What you call critical point, is where two solutions of the equation yield both the value 1/2.

Let me write the equations as funtions to be zero.

f1 = Pi (L - 3)/2 - ((L - 2) ArcTan[2 x] + 2 ArcTan[2 (x - alpha)]) //Simplify; sol1 = First@Solve[f1 == 0, L] (* {L -> (3 \[Pi] - 4 ArcTan[2 alpha - 2 x] - 4 ArcTan[2 x])/(\[Pi] - 2 ArcTan[2 x])} *) f2 = (d/(1 - d))^2 - (((d^2 + x^2)/((1 - d)^2 + x^2))^(L - 2)* ((d^2 + (x - alpha)^2)/((1 - d)^2 + (x - alpha)^2))^2) // Simplify f3 = f2 /. sol1 // Simplify 

ContourPlot shows first, that you have the unique solution d==1/2 for all x and solutions, that drift to higher x for higher alpha, together with your "critical point", where two solutions intersect.
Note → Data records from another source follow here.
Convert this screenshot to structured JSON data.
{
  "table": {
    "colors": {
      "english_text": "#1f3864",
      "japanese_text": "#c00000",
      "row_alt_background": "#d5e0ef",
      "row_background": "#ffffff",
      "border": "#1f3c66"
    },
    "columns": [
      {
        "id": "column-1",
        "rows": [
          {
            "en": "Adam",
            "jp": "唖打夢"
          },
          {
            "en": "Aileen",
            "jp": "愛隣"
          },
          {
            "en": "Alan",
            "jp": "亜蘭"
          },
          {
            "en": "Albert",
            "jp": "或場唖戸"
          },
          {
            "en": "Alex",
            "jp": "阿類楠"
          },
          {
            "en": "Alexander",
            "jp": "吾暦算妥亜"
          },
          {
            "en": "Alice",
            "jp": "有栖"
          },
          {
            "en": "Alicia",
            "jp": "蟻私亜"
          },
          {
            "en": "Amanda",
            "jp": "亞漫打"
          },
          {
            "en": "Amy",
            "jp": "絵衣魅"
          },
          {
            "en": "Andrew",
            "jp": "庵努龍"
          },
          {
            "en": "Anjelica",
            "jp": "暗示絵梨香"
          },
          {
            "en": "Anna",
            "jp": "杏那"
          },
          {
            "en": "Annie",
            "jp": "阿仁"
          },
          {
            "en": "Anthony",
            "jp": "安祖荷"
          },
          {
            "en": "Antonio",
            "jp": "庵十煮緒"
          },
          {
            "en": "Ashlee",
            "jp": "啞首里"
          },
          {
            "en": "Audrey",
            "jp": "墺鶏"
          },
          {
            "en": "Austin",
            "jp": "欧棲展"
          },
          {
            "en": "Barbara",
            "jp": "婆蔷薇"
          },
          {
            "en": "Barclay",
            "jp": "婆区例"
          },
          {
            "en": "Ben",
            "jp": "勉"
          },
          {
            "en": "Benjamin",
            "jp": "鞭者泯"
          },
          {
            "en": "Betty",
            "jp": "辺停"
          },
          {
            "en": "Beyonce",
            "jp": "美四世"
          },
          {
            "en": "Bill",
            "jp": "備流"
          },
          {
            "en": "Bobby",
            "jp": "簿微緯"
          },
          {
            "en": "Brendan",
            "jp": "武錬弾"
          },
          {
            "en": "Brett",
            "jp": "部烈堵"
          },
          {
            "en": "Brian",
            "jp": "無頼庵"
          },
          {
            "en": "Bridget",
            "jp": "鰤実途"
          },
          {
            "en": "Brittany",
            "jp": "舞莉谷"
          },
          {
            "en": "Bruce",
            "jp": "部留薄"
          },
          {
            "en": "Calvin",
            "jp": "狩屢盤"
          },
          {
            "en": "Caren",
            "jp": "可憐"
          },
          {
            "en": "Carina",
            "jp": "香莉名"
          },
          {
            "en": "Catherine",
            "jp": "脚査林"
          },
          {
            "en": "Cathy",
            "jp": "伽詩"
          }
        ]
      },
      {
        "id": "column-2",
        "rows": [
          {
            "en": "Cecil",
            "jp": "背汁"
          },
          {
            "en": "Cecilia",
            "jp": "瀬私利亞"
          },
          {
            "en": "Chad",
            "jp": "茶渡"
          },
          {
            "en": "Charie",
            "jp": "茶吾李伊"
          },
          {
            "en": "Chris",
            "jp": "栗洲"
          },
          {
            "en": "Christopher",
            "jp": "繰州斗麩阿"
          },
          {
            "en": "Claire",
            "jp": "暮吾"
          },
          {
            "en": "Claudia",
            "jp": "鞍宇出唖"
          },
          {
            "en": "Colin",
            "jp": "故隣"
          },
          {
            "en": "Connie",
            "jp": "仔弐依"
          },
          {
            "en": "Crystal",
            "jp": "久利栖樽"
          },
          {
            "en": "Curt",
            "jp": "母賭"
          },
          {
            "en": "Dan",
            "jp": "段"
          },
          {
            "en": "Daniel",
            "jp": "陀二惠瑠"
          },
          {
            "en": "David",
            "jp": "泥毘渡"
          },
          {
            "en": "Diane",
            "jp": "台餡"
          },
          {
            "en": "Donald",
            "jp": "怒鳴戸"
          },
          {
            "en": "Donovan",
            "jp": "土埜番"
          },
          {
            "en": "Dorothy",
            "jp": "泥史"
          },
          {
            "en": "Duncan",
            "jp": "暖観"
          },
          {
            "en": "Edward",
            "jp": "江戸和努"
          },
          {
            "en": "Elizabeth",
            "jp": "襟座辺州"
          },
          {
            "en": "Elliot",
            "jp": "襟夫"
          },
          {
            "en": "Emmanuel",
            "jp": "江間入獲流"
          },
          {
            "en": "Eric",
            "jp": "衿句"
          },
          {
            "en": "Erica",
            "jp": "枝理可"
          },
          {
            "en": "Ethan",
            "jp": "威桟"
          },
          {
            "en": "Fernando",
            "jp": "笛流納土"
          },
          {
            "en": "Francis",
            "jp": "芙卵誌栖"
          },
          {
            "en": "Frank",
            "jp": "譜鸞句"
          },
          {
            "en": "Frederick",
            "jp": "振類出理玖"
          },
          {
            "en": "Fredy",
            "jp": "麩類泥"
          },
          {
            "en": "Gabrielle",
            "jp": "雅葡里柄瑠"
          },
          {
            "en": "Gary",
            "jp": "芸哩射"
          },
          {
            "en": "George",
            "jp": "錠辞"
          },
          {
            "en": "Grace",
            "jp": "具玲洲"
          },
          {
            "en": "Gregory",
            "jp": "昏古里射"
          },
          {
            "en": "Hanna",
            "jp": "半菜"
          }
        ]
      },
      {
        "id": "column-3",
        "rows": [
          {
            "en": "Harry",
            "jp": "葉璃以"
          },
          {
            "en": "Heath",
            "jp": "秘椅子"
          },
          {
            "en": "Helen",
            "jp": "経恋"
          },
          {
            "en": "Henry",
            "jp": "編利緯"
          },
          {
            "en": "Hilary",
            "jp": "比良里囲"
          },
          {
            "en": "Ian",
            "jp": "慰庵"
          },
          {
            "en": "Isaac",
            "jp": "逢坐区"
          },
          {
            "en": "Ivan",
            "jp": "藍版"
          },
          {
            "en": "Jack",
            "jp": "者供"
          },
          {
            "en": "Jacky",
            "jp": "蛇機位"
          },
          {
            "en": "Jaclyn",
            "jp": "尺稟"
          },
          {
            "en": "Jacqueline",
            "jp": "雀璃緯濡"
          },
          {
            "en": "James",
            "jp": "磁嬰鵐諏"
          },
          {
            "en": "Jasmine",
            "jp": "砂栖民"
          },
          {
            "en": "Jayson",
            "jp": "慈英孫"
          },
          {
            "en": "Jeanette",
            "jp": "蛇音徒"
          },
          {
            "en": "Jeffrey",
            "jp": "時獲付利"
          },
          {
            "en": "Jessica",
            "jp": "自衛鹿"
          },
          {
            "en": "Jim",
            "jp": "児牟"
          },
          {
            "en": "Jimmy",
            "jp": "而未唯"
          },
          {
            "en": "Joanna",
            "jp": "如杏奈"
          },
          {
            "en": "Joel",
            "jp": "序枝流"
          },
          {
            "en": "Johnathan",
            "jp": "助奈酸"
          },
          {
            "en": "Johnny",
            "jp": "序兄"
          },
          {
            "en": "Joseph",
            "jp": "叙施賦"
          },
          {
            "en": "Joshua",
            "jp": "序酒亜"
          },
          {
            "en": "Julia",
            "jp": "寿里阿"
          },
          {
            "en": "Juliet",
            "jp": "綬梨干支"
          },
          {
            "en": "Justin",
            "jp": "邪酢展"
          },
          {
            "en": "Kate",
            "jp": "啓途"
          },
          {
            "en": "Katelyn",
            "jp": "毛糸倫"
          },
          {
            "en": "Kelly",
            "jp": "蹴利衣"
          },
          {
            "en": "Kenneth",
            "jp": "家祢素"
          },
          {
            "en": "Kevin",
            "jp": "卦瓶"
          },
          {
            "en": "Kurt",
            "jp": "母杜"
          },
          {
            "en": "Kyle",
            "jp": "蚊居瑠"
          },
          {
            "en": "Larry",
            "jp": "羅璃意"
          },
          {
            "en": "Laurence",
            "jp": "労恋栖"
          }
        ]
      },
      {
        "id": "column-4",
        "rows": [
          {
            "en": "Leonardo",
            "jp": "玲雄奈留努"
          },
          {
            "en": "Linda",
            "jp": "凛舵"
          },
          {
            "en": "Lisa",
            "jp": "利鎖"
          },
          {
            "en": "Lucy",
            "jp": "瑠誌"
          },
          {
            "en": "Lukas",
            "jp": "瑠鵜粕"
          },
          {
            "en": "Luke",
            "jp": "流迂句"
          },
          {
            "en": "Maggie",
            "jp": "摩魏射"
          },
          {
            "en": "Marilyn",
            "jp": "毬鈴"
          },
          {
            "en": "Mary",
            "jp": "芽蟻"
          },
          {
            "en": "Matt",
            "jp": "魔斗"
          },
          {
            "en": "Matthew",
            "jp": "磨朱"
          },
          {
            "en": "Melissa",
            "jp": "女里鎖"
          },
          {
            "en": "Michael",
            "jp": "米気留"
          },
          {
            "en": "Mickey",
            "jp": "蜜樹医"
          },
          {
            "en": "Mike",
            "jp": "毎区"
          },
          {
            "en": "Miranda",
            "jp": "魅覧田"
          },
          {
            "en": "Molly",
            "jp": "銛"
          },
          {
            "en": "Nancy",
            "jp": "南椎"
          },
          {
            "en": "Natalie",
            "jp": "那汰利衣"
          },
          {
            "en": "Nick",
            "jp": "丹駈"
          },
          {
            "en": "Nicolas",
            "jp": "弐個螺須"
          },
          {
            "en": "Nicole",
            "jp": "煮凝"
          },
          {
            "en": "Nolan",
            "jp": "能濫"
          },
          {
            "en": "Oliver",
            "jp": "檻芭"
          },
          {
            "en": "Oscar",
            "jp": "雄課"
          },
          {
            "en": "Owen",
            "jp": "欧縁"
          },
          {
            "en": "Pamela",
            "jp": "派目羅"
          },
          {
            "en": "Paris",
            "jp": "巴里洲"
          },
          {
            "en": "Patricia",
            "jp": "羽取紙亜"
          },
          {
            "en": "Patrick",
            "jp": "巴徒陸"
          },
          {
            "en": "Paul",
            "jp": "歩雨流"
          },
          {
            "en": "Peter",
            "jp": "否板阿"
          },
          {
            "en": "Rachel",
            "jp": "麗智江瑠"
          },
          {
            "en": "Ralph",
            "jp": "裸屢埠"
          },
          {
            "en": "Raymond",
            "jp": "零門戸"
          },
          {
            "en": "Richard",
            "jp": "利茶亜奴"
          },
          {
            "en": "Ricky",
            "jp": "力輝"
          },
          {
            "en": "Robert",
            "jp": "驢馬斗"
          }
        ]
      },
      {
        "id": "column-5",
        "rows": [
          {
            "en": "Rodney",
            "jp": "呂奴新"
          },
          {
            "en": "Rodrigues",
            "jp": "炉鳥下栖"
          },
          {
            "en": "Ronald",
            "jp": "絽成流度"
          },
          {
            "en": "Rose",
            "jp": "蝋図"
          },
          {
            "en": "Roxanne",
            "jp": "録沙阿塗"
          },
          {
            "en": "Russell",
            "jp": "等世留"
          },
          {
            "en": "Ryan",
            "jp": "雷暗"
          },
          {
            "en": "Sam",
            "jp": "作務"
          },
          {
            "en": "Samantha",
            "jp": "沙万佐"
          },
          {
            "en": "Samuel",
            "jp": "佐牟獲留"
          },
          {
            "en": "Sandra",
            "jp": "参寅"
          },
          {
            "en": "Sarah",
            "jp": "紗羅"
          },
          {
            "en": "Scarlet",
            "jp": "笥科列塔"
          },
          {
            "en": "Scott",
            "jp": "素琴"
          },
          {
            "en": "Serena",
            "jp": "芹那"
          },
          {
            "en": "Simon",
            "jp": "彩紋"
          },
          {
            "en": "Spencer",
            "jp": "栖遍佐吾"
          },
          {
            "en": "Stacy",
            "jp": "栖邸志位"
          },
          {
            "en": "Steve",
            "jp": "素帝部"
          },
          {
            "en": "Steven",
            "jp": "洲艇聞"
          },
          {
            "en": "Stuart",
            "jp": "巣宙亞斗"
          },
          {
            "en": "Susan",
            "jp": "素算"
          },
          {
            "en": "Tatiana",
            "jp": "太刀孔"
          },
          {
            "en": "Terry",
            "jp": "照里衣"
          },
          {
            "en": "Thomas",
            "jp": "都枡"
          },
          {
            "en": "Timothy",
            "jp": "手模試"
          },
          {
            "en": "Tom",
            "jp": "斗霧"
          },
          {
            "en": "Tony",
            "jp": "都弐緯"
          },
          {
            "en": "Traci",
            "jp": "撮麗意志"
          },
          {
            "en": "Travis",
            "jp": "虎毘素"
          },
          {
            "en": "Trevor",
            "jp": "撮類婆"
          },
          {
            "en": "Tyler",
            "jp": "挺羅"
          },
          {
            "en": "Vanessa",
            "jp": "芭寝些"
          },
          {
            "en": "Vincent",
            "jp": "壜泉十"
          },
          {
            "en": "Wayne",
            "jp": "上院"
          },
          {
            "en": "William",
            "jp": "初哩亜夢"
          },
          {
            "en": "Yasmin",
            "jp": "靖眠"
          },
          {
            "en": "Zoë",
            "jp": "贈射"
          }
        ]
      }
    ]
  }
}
ContourPlot[ Evaluate[Thread[0 == f3 /. alpha -> {0, 2, 4}]], {x, 0, 5}, {d, 0, 2}, PlotPoints -> 50, ContourStyle -> {Red, Green, Blue}] 

In order to look for the x value, where d gets 1/2 for varying alpha, I took a d near d==1/2, since at exactly d==1/2, f3 is zero.

f3 /. d -> 1/2 // FullSimplify[#, x > 0 && alpha > 0] & (* 0 *) 

ContourPlot with d near 1/2, shows how the two "critical points" vary with alpha.

ContourPlot[ Evaluate[0 == f3 /. d -> 1/2 - 10^-5], {alpha, 0, 5}, {x, 0, 10}, PlotPoints -> 50] 

Due to lack of time, I leave you with that qualitative answer.